Methods: LRRC10 knockout (LRRC10^–/–) human induced-pluripotent stem cells (hiPSC) were generated from wild-type (WT) DF19-9-11T hiPSCs using CRISPR-Cas9 techniques. LRRC10^–/– and WT hiPSCs were differentiated to CMs using the standard GiWi protocol. Whole-cell I_Ca,L and I_Ca,T were examined in LRRC10^–/– and WT hiPSC-CMs. Whole-cell I_Ca,L was also assessed in HEK-293 cells expressing human cardiac LTCC subunits (Ca_V1.2, β₂, and α₂δ) with or without human LRRC10. To identify the LRRC10-interacting site of Ca_V1.2, GST-pulldown assays were performed using purified GST-fusion constructs of the intracellular domains of rabbit Ca_V1.2 and lysates from HEK-293 cells expressing human LRRC10. Ca_V protein sequences were analyzed using the Clustal Omega program.
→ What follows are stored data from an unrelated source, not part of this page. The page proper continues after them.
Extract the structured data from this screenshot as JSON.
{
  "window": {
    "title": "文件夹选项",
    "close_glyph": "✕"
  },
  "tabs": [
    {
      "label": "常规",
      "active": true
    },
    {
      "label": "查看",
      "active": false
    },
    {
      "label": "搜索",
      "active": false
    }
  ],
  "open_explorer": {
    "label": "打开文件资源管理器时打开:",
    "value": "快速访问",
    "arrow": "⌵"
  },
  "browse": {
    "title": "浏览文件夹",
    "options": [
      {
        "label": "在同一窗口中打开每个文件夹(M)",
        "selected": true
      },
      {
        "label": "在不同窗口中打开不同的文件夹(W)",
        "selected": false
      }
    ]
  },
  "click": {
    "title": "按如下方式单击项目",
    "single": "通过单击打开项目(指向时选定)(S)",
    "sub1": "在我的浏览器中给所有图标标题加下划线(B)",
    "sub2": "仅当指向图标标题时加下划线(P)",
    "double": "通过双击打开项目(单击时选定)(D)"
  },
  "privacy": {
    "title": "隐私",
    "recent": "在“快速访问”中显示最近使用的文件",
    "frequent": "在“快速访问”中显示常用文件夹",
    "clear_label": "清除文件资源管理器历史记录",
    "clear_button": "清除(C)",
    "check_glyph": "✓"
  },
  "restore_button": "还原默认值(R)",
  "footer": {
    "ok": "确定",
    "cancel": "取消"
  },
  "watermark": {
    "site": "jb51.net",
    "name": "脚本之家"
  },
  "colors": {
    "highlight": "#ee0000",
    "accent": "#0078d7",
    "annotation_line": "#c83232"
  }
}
Results: Genetic ablation of LRRC10 in hiPSC-CMs decreased peak I_Ca,L (WT -29.4±2.2 pA/pF, LRRC10^–/– -15.0±1.8 pA/pF, p<0.01) but did not significantly affect I_Ca,T magnitude (WT -3.9±0.5 pA/pF, LRRC10^–/– -4.0±0.7 pA/pF, p>0.05 [NS]). LRRC10 increased peak I_Ca,L in HEK-293 cells expressing human LTCC (with LRRC10 -156.0±19.8 pA/pF, without LRRC10 -60.2±12.0 pA/pF, p<0.05). LRRC10 was pulled down by the GST-Ca_V1.2-N-terminus but not by other GST-Ca_V1.2 constructs. Sequence analyses revealed an invariant exon 2-encoded segment of the N-terminus (NT) that was present in both human and rabbit LTCC Ca_V1.2 but not in TTCC Ca_V3.1 and Ca_V3.2.
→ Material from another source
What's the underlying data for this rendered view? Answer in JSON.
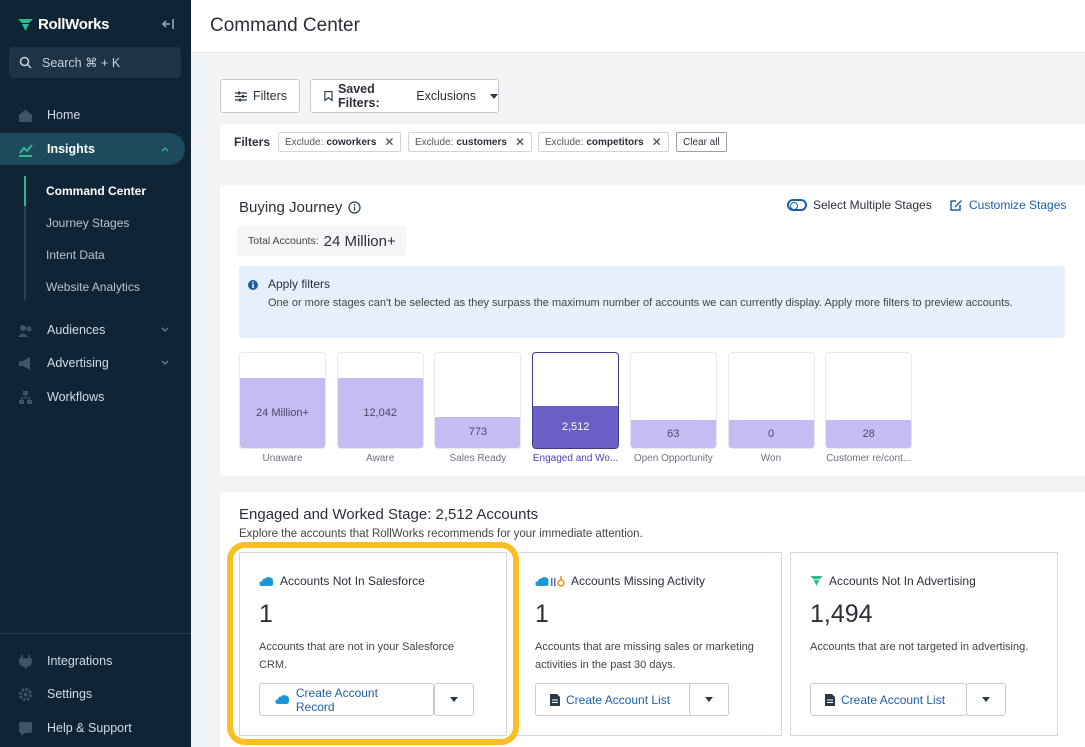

Conclusions: The Ca²⁺ influx-potentiating effect of LRRC10 is conserved in human LTCC and is specific to regulate I_Ca,L, not I_Ca,T. The invariant Ca_V1.2 NT segment is a potential LRRC10-interacting site. The LRRC10^–/– hiPSC line is a promising tool for future investigations into the roles of LRRC10-LTCC interaction in human cardiac biology and disease.